The local maximum and minimum values are:

Local maximum

$g(0) = 0$

Local minima

$g(5.118) = -350.90$

$g(-1.368) = -9.90$

Step-by-step explanation:

Let be $g(x) = x^{4}-5\cdot x^{3}-14\cdot x^{2}$ . The determination of maxima and minima is done by using the First and Second Derivatives of the Function (First and Second Derivative Tests).
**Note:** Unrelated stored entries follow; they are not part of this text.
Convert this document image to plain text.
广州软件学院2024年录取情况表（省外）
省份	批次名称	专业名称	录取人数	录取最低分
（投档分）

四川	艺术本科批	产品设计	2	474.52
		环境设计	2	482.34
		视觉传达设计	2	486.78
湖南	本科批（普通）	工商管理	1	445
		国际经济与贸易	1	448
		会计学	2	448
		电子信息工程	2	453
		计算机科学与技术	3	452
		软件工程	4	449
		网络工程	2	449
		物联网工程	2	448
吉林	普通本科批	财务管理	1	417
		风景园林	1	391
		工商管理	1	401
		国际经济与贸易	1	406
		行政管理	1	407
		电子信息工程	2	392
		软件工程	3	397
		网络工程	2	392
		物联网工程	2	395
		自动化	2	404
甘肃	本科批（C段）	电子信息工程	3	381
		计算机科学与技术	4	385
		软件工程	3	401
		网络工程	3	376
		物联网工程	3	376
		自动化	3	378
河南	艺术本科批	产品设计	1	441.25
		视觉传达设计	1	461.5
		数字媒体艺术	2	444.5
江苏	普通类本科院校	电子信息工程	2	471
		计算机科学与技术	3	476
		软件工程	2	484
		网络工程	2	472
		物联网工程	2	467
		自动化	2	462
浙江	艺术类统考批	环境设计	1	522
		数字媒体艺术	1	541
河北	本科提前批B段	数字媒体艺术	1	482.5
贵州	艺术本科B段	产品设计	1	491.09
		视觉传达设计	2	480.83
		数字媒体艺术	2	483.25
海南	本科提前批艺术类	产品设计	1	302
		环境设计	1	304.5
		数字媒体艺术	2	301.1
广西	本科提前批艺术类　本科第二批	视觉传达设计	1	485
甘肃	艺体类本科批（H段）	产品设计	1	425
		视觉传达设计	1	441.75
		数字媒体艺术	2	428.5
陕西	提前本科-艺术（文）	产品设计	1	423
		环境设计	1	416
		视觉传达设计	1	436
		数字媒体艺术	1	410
First, the function can be rewritten algebraically as follows:

$g(x) = x^{2}\cdot (x^{2}-5\cdot x -14)$

Then, first and second derivatives of the function are, respectively:

First derivative

$g'(x) = 2\cdot x \cdot (x^{2}-5\cdot x -14) + x^{2}\cdot (2\cdot x -5)$

$g'(x) = 2\cdot x^{3}-10\cdot x^{2}-28\cdot x +2\cdot x^{3}-5\cdot x^{2}$

$g'(x) = 4\cdot x^{3}-15\cdot x^{2}-28\cdot x$

$g'(x) = x\cdot (4\cdot x^{2}-15\cdot x -28)$

Second derivative

$g''(x) = 12\cdot x^{2}-30\cdot x -28$

Now, let equalize the first derivative to solve and solve the resulting equation:

$x\cdot (4\cdot x^{2}-15\cdot x -28) = 0$

The second-order polynomial is now transform into a product of binomials with the help of factorization methods or by General Quadratic Formula. That is:

$x\cdot (x-5.118)\cdot (x+1.368) = 0$